I due amici di un tempo, Mulder, l’europeo giramondo, l’alter-ego dell’autore, viaggiatore e giornalista, e Donald, il sudafricano politicamente impegnato, si ritrovano dopo anni di separazione nel Sudafrica odierno, quello del dopo apartheid.
Entrambi, al tempo della lotta contro i bianchi padroni, avevano combattuto per i grandi ideali di rispetto, di libertà e di giustizia, niente affatto applicati nei confronti della popolazione di colore di allora che, pur essendo la maggioranza, come sappiamo, veniva ghettizzata nel peggiore dei modi.
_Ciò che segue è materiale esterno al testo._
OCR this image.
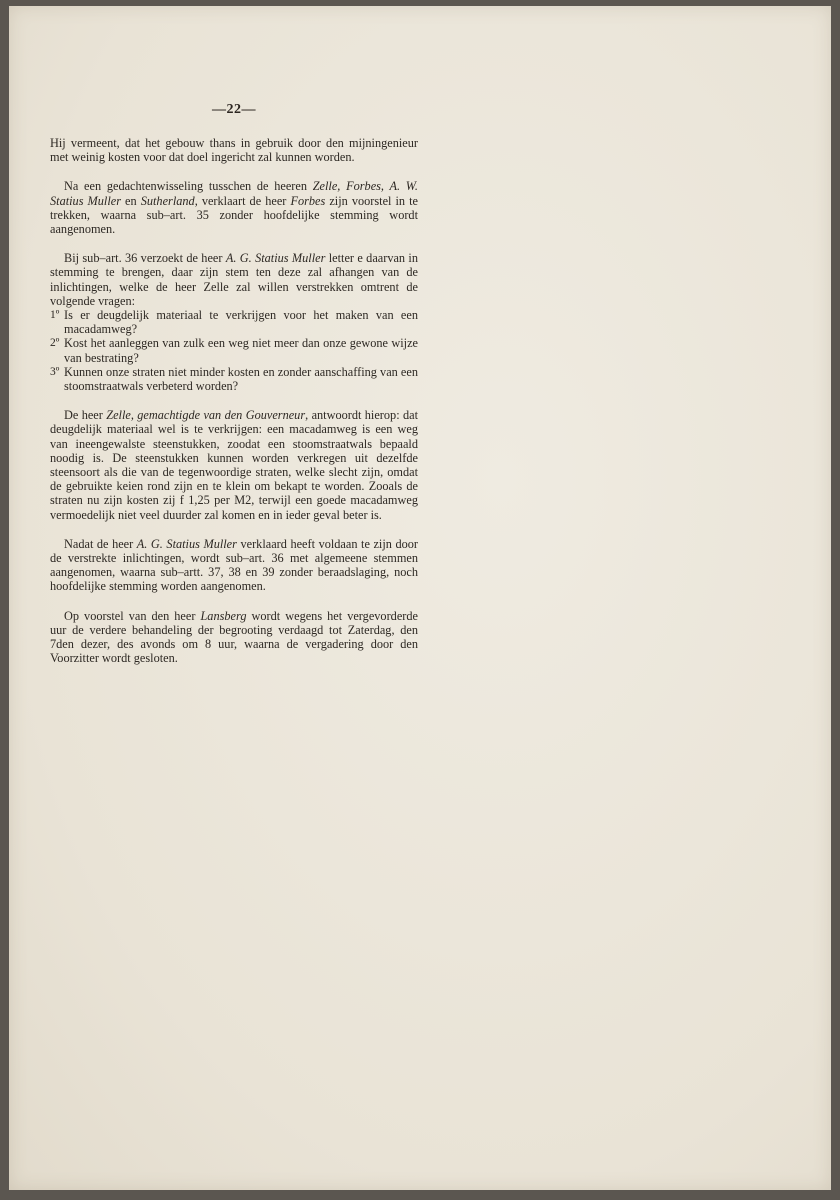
—22—

Hij vermeent, dat het gebouw thans in gebruik door den mijningenieur met weinig kosten voor dat doel ingericht zal kunnen worden.

Na een gedachtenwisseling tusschen de heeren Zelle, Forbes, A. W. Statius Muller en Sutherland, verklaart de heer Forbes zijn voorstel in te trekken, waarna sub–art. 35 zonder hoofdelijke stemming wordt aangenomen.

Bij sub–art. 36 verzoekt de heer A. G. Statius Muller letter e daarvan in stemming te brengen, daar zijn stem ten deze zal afhangen van de inlichtingen, welke de heer Zelle zal willen verstrekken omtrent de volgende vragen:

1º Is er deugdelijk materiaal te verkrijgen voor het maken van een macadamweg?
2º Kost het aanleggen van zulk een weg niet meer dan onze gewone wijze van bestrating?
3º Kunnen onze straten niet minder kosten en zonder aanschaffing van een stoomstraatwals verbeterd worden?

De heer Zelle, gemachtigde van den Gouverneur, antwoordt hierop: dat deugdelijk materiaal wel is te verkrijgen: een macadamweg is een weg van ineengewalste steenstukken, zoodat een stoomstraatwals bepaald noodig is. De steenstukken kunnen worden verkregen uit dezelfde steensoort als die van de tegenwoordige straten, welke slecht zijn, omdat de gebruikte keien rond zijn en te klein om bekapt te worden. Zooals de straten nu zijn kosten zij f 1,25 per M2, terwijl een goede macadamweg vermoedelijk niet veel duurder zal komen en in ieder geval beter is.

Nadat de heer A. G. Statius Muller verklaard heeft voldaan te zijn door de verstrekte inlichtingen, wordt sub–art. 36 met algemeene stemmen aangenomen, waarna sub–artt. 37, 38 en 39 zonder beraadslaging, noch hoofdelijke stemming worden aangenomen.

Op voorstel van den heer Lansberg wordt wegens het vergevorderde uur de verdere behandeling der begrooting verdaagd tot Zaterdag, den 7den dezer, des avonds om 8 uur, waarna de vergadering door den Voorzitter wordt gesloten.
Ma oggi , a quel che osservano, tutti e due i “nostri” si dicono ad un certo punto, e fuori dai denti, che non è meglio di ieri specie se i neri sudafricani arrivano addirittura a rimpiangere i tempi in cui stavano peggio.
Il ritorno e l’incontro è un pretesto, allora, per mettere in evidenza solo il fallimento, alla resa dei conti, di un’utopia cui si era andati dietro con ingenuità giovanile e tanta ideologia, credendola realizzabile.
E lo stesso Sudafrica è un luogo- pretesto in quanto certe contraddizioni umane potrebbero essere, e lo sono, presenti in un qualsiasi contesto anche del nord del mondo.
Ciò che resta possibile oggi, per chi ha creduto allora, è salvare il salvabile, rimboccandosi le maniche per impedire, ad esempio, al piccolo Hendrik ,una loro conoscenza, di continuare a ingollare del Tik.
E cioè un’anfetamina ,che si ricava dai molluschi di mare,che pescatori di frodo e trafficanti senza scrupoli propinano a tanti giovanissimi sudafricani dalle pance molto spesso vuote.
Insomma Mulder e Donald, ora uomini maturi, capiscono benissimo che i confini tra bene e male sono essenzialmente labili e, per impedire il disastro totale, facendo ciascuno la propria parte, occorrerebbe , magari un po’ di più, tutti “occuparsi del mondo”.
Cosa che di solito, appagati del proprio “status” raggiunto, non si fa e che si preferisce, semmai, demandare ad altri.